When a friend asked about a skill saw I said “PC for sure”. He got it. It’s pretty much the same saw until you use it. Not the same. Like two different brands. I don’t know if it’s parts or quality control or what but it’s like my other less expensive saws, okay but not like that magic PC I’ve got. Something is definitely different. So, even though a lot of people have a PC router.. probably the older setting the standard type, I shied away from them and got a Bosch.

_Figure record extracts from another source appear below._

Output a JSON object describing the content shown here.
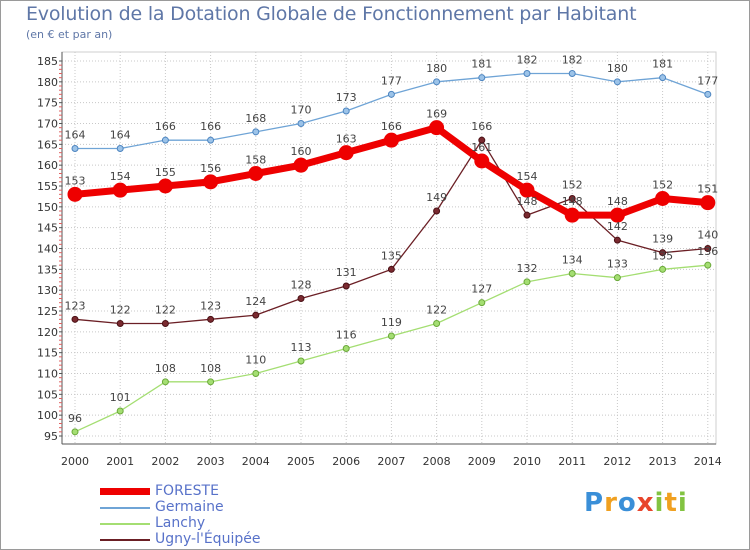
{
  "chart_data": {
    "type": "line",
    "title": "Evolution de la Dotation Globale de Fonctionnement par Habitant",
    "subtitle": "(en € et par an)",
    "x": [
      "2000",
      "2001",
      "2002",
      "2003",
      "2004",
      "2005",
      "2006",
      "2007",
      "2008",
      "2009",
      "2010",
      "2011",
      "2012",
      "2013",
      "2014"
    ],
    "ylim": [
      95,
      185
    ],
    "yticks": [
      95,
      100,
      105,
      110,
      115,
      120,
      125,
      130,
      135,
      140,
      145,
      150,
      155,
      160,
      165,
      170,
      175,
      180,
      185
    ],
    "series": [
      {
        "name": "FORESTE",
        "color": "#ee0000",
        "values": [
          153,
          154,
          155,
          156,
          158,
          160,
          163,
          166,
          169,
          161,
          154,
          148,
          148,
          152,
          151
        ]
      },
      {
        "name": "Germaine",
        "color": "#6fa4d6",
        "values": [
          164,
          164,
          166,
          166,
          168,
          170,
          173,
          177,
          180,
          181,
          182,
          182,
          180,
          181,
          177
        ]
      },
      {
        "name": "Lanchy",
        "color": "#a4de72",
        "values": [
          96,
          101,
          108,
          108,
          110,
          113,
          116,
          119,
          122,
          127,
          132,
          134,
          133,
          135,
          136
        ]
      },
      {
        "name": "Ugny-l'Équipée",
        "color": "#6b1f25",
        "values": [
          123,
          122,
          122,
          123,
          124,
          128,
          131,
          135,
          149,
          166,
          148,
          152,
          142,
          139,
          140
        ]
      }
    ]
  },
  "logo": {
    "letters": [
      "P",
      "r",
      "o",
      "x",
      "i",
      "t",
      "i"
    ],
    "colors": [
      "#3a8fd8",
      "#f0a020",
      "#3a8fd8",
      "#e8452c",
      "#82c341",
      "#f0a020",
      "#82c341"
    ]
  }
}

-- The smell of wood, coffee in the cup, the wife let's me do my thing, the lake is peaceful.

View milesmiles's profile


6 posts in 4383 days

#13 posted 07-27-2009 11:57 PM

PC 6931 dual base setup purchased 10 years ago. Love the simplicity and size of the fixed base, thought the plunge base as mentioned above can be sticky. I also have a PC cordless hammer drill/ driver and regular cordless that have been put through their paces over the years; love the drills, though the weight of the new Li tools sure is enticing. PC appeals to my subconscious. I guess the industrial psychologists have my animal brain target marketed with the color, logo and ergonomics.

-- Miles

View Pete_Jud's profile


424 posts in 4868 days

#14 posted 07-28-2009 04:34 AM

I have a half a dozen P-C Routers. 4 of the 690’s one speedmatic 3 1/4 hp plunge and the 890 fixed base. I am now using the 890 in the router table 100 percent of the time. With the Benchdog table insert, you can buy a wrench that turns the whole thing into a router lift. Works great for me.

-- Life is to short to own an ugly boat.

View RouterManiac's profile


96 posts in 4396 days

#15 posted 07-31-2009 09:44 PM

Outstanding comments, thanks a lot guys.